Dr Andrea Hermann, who worked as an obstetric and gynaecology registrar at Sligo General Hospital in 2013 and 2014, was also found guilty of professional misconduct on three counts.

The council will now determine any sanction that might apply to Dr Hermann.

The poor professional performance findings relate to the care provided to six mothers, who attended the hospital between August 2013 and February 2014.


The Irish Medical Council inquiry also found that Dr Hermann failed to disclose to the hospital conditions imposed on her by the Irish Medical Council as a result of a previous disciplinary hearing. These conditions included a requirement to undergo retraining and supervision.

The inquiry found that Dr Hermann failed to perform an elective caesarean section with due skill, making an abnormal wound incision on one mother.

This patient, identified as Patient A, said Dr Hermann told her she “cut her in the wrong place” during the procedure on December 4th, 2013.

In relation to Patient B, a mother-of-three from Carrick-on-Shannon, the inquiry found Dr Hermann failed to obtain informed consent prior to carrying out a membrane sweep during an antenatal visit on August 15th, 2013.

Contraceptive coil

In relation to Patient C, the inquiry found Dr Hermann failed to establish whether a contraceptive coil was still in place during a follow-up appointment.

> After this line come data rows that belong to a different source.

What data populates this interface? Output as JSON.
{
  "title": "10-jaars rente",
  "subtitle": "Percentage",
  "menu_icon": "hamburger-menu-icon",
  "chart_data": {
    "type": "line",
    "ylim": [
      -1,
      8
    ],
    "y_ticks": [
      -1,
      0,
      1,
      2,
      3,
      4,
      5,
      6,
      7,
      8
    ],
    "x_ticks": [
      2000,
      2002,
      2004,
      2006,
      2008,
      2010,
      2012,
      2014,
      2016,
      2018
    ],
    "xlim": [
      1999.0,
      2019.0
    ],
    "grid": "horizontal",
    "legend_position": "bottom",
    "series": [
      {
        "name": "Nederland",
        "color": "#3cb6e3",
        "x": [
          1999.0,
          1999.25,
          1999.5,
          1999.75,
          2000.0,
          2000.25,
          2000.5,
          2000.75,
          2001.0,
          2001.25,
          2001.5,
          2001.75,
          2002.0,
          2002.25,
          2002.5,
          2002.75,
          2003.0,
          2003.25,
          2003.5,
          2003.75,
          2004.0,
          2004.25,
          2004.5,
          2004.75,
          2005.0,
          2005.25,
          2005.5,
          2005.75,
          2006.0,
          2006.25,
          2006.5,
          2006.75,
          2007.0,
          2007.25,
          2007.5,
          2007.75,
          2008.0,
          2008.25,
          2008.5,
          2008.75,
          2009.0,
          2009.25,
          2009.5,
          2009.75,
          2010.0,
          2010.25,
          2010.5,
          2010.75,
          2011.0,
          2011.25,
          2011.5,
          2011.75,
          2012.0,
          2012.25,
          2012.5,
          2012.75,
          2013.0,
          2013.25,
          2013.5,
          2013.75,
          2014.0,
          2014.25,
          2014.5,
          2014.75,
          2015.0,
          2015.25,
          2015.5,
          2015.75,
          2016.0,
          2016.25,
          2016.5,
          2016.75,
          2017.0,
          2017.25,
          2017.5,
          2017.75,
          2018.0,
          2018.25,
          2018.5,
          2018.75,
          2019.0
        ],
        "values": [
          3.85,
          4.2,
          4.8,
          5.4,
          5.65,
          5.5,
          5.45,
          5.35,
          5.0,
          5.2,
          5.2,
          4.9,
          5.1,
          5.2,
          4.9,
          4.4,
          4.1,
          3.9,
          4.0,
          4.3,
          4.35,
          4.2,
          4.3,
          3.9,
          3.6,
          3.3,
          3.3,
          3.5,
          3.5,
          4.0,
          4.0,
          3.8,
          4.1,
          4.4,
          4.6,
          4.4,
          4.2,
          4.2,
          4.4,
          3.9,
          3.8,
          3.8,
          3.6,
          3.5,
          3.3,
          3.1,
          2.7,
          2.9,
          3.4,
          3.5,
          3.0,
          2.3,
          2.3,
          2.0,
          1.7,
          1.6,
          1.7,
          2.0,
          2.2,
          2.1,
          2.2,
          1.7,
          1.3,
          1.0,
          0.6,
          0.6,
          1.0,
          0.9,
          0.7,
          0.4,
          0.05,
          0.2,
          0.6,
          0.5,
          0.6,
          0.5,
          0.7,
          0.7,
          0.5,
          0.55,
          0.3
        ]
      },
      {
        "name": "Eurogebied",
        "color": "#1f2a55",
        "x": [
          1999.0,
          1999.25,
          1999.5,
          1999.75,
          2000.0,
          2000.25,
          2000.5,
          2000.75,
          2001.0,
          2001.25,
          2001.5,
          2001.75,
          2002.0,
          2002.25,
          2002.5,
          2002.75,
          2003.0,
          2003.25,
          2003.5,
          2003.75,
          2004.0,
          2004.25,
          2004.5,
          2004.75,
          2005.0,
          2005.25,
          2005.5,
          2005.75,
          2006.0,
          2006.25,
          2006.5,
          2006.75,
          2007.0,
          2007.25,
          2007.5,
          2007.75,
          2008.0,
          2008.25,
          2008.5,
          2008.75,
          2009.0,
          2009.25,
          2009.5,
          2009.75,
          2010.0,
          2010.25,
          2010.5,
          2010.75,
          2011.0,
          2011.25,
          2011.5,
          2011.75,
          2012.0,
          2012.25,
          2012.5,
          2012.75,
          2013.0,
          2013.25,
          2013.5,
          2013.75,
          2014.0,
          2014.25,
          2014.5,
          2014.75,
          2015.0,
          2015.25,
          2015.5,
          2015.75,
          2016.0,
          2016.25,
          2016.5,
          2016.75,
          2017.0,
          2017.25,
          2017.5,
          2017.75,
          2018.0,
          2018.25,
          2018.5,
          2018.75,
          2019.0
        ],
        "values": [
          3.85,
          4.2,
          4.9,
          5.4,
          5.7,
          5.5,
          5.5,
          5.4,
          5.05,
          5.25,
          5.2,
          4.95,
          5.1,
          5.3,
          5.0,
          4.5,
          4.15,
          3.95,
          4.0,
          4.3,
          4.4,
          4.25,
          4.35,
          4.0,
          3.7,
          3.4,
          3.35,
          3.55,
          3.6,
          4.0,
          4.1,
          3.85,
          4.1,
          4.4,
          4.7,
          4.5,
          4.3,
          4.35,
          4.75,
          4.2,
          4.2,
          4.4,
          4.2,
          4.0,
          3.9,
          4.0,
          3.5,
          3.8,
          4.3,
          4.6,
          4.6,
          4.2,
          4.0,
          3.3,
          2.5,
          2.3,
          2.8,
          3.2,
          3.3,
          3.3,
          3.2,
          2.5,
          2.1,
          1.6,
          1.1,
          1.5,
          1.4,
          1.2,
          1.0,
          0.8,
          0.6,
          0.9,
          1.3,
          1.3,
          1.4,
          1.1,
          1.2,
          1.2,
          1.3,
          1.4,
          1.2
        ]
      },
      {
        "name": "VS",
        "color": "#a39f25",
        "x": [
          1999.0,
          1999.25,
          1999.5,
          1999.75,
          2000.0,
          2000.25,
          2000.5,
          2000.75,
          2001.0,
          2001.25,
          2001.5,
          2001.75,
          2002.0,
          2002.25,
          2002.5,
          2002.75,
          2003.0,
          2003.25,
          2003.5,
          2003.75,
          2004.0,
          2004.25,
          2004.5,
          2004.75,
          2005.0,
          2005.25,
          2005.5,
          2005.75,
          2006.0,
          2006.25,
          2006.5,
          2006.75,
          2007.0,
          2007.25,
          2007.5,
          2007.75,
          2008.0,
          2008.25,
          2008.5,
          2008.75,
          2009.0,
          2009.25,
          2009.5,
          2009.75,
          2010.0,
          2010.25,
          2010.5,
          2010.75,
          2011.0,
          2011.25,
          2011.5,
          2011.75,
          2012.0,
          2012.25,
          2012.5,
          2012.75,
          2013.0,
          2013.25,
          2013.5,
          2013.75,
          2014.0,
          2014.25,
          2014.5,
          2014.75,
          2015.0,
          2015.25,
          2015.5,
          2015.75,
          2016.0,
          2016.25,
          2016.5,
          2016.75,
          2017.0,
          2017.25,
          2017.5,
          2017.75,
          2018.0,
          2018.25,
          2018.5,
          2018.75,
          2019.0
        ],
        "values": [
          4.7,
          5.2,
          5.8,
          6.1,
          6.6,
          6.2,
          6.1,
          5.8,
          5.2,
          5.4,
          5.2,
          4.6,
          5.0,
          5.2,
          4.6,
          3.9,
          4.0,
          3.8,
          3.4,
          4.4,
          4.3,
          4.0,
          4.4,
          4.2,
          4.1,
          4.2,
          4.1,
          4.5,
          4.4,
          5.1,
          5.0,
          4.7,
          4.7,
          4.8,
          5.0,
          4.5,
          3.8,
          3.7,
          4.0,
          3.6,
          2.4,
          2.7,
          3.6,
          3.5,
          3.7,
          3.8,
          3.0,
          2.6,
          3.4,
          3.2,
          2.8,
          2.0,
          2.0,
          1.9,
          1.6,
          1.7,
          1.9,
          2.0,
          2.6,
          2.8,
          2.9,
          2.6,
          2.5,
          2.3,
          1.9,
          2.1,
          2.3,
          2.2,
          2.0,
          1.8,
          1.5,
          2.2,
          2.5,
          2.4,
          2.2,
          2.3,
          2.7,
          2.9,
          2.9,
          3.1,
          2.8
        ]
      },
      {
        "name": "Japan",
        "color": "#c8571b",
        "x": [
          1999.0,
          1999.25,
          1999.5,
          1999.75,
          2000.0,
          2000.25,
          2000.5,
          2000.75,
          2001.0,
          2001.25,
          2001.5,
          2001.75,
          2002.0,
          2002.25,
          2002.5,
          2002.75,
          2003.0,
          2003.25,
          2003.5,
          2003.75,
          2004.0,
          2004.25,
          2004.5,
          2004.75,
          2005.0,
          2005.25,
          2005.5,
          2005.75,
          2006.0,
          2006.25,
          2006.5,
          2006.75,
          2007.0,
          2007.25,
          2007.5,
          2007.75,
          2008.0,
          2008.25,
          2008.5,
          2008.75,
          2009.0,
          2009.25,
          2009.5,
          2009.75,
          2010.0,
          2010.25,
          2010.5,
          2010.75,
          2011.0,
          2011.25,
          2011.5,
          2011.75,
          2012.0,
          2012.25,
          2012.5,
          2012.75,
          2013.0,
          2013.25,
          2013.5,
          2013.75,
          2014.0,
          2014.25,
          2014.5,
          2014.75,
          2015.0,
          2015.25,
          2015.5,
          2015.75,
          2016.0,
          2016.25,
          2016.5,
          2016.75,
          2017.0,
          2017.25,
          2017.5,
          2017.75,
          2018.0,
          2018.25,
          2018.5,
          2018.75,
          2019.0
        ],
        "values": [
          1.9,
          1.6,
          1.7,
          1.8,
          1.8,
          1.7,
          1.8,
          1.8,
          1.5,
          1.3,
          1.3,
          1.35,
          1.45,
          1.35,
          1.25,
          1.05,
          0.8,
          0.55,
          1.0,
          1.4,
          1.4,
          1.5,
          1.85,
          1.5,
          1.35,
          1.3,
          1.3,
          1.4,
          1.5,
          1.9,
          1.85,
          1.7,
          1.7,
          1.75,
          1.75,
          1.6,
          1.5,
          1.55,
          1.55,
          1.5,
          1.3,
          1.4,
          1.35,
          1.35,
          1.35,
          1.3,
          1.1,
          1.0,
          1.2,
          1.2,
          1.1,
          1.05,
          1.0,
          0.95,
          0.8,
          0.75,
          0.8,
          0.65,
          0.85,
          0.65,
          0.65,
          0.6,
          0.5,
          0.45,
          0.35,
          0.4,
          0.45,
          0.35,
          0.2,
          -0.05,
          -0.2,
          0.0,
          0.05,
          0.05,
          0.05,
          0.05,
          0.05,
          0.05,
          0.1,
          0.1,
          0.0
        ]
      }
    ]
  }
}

This patient later conceived and miscarried, the inquiry heard.

During the inquiry, Dr Vimla Sharma, a consultant gynaecologist from Sligo General Hospital, said she was “shocked” when she learned Dr Hermann had given a blood thinning drug to Patient D who was already at risk of heavy bleeding. The inquiry found that Dr Hermann prescribed Innohep Tinzaparin to Patient D when it was not appropriate to do so.

“I was shocked because Innohep is an anti-coagulant, which we avoid during labour,” Dr Sharma said.

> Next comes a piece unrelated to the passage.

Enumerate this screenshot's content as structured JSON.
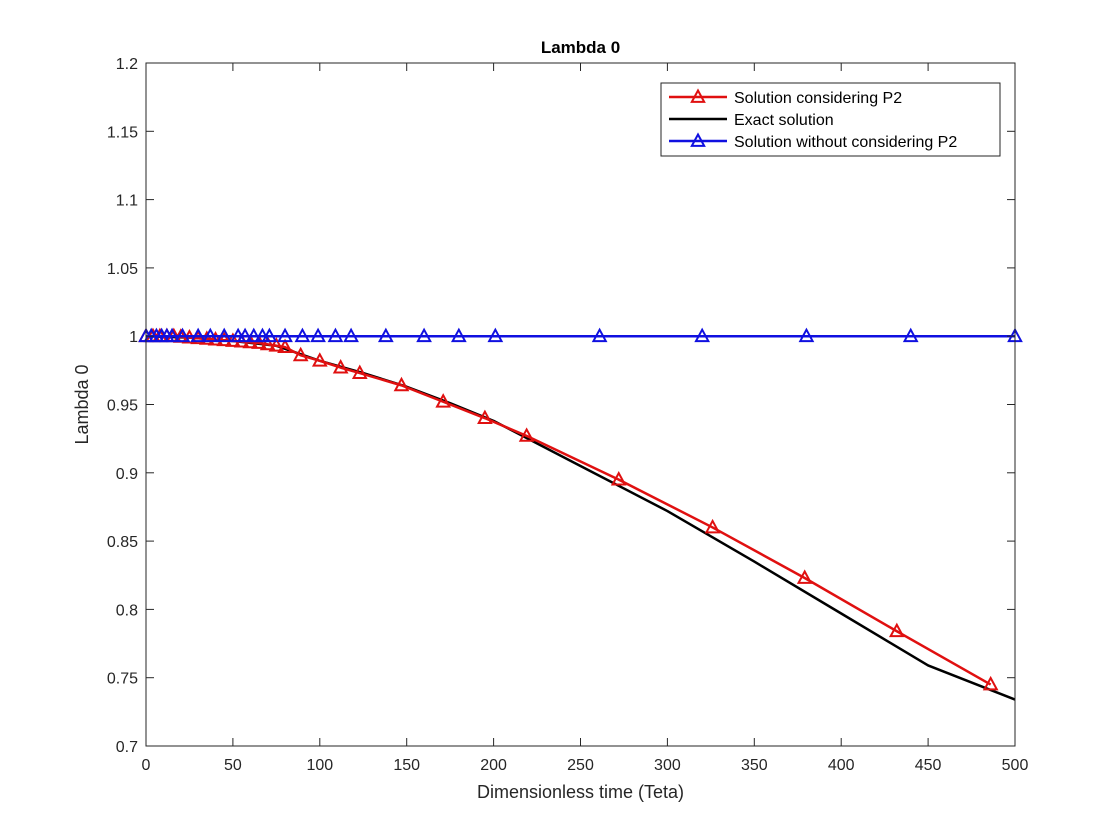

She explained that as Patient D had given birth multiple times, this put her at a greater risk of blood loss and that Innohep also placed her at risk for this. Patient D later gave birth without any complications.

The inquiry also found that Dr Hermann failed to display adequate surgical skill while closing up the uterus after a C-section on Patient F.

Dr Hermann’s former supervisor said she made “an astonishing mistake” while performing the section on Patient F. Dr Hermann left the lower half of a mother’s uterus “in the breeze” after failing to suture the section properly, consultant obstetrician and gynaecologist Dr Heather Langan, from Sligo General Hospital, said.

Previous inquiry

Dr Hermann, who qualified in Germany, had worked in the Galway Clinic up to 2009. She was the subject of a previous Medical Council inquiry in 2009 and 2010.

The council had then recommended that she be suspended from June 2010-June 2011 and that certain conditions be attached to her registration, such as agreeing to certain supervision, once she began work again.

Dr Michael Ryan, chair of the inquiry, said Dr Hermann did not make a full and truthful disclosure about the conditions attached to her registration to Sligo General Hospital. He said there was a “serious lack of candour” on her part to the hospital regarding her status with the Medical Council.

Dr Hermann’s legal representative, Gerard O’Donnell, read out a statement on her behalf at the beginning of the hearing, before going off record. In it, she said of the council: “It feels to me you are disappointed that I’m still alive.”

Mr O’Donnell said Dr Hermann admitted to the clinical allegations against her but did not admit to the allegations in relation to not disclosing the conditions attached to her registration to Sligo General Hospital.